The old man started, and hurriedly ascended to the deck. He was absent two or three minutes, and, when he returned, consternation was writ large upon his face.
“He’s gone,” he spluttered; “there ain’t a sign of ’im about, and the life-belt wot hangs on the galley ’as gone too. Wot am I to do?”
“Well, they was very old cloes,” said Bill, soothingly, “an’ you ain’t a bad figger, not for your time o’ life, Thomas.”
“There’s many a wooden-legged man ’ud be glad to change with you,” affirmed Ted, who had been roused by the noise. “You’ll soon get over the feeling o’ shyness, Thomas.”
The forecastle laughed encouragingly, and Thomas, who had begun to realise the position, joined in.
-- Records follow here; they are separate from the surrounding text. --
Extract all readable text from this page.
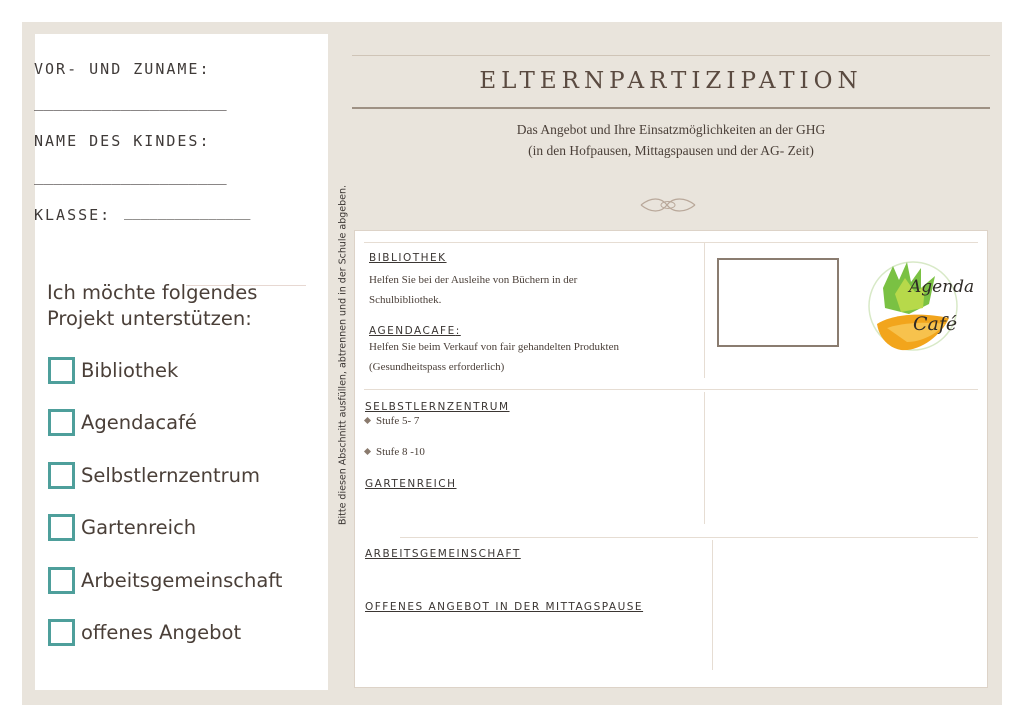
VOR- UND ZUNAME:
____________________
NAME DES KINDES:
____________________
KLASSE: _______________
Ich möchte folgendes
Projekt unterstützen:
Bibliothek
Agendacafé
Selbstlernzentrum
Gartenreich
Arbeitsgemeinschaft
offenes Angebot
Bitte diesen Abschnitt ausfüllen, abtrennen und in der Schule abgeben.
ELTERNPARTIZIPATION
Das Angebot und Ihre Einsatzmöglichkeiten an der GHG
(in den Hofpausen, Mittagspausen und der AG- Zeit)
BIBLIOTHEK
Helfen Sie bei der Ausleihe von Büchern in der
Schulbibliothek.
AGENDACAFE:
Helfen Sie beim Verkauf von fair gehandelten Produkten
(Gesundheitspass erforderlich)
Agenda
Café
SELBSTLERNZENTRUM
Stufe 5- 7
Stufe 8 -10
GARTENREICH
ARBEITSGEMEINSCHAFT
OFFENES ANGEBOT IN DER MITTAGSPAUSE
He laughed till the tears ran down his cheeks, and his excitement began to alarm his friends.
“Don’t be a fool, Thomas,” said Bob, anxiously.
“I can’t help it,” said the old man, struggling hysterically; “it’s the best joke I’ve heard.”
“He’s gone dotty,” said Ted, solemnly. “I never ’eard of a man larfing like that a ’cos he’d lorst ’is cloes.”
“I’m not larfing at that,” said Thomas, regaining his composure by a great effort. “I’m larfing at a joke wot you don’t know of yet.”
A deadly chill struck at the hearts of the listeners at these words, then Bill, after a glance at the foot of his bunk, where he usually kept his clothes, sprang out and began a hopeless search. The other men followed suit, and the air rang with lamentations and profanity. Even the spare suits in the men’s chests had gone; and Bill, a prey to acute despair, sat down, and in a striking passage consigned the entire British Army to perdition.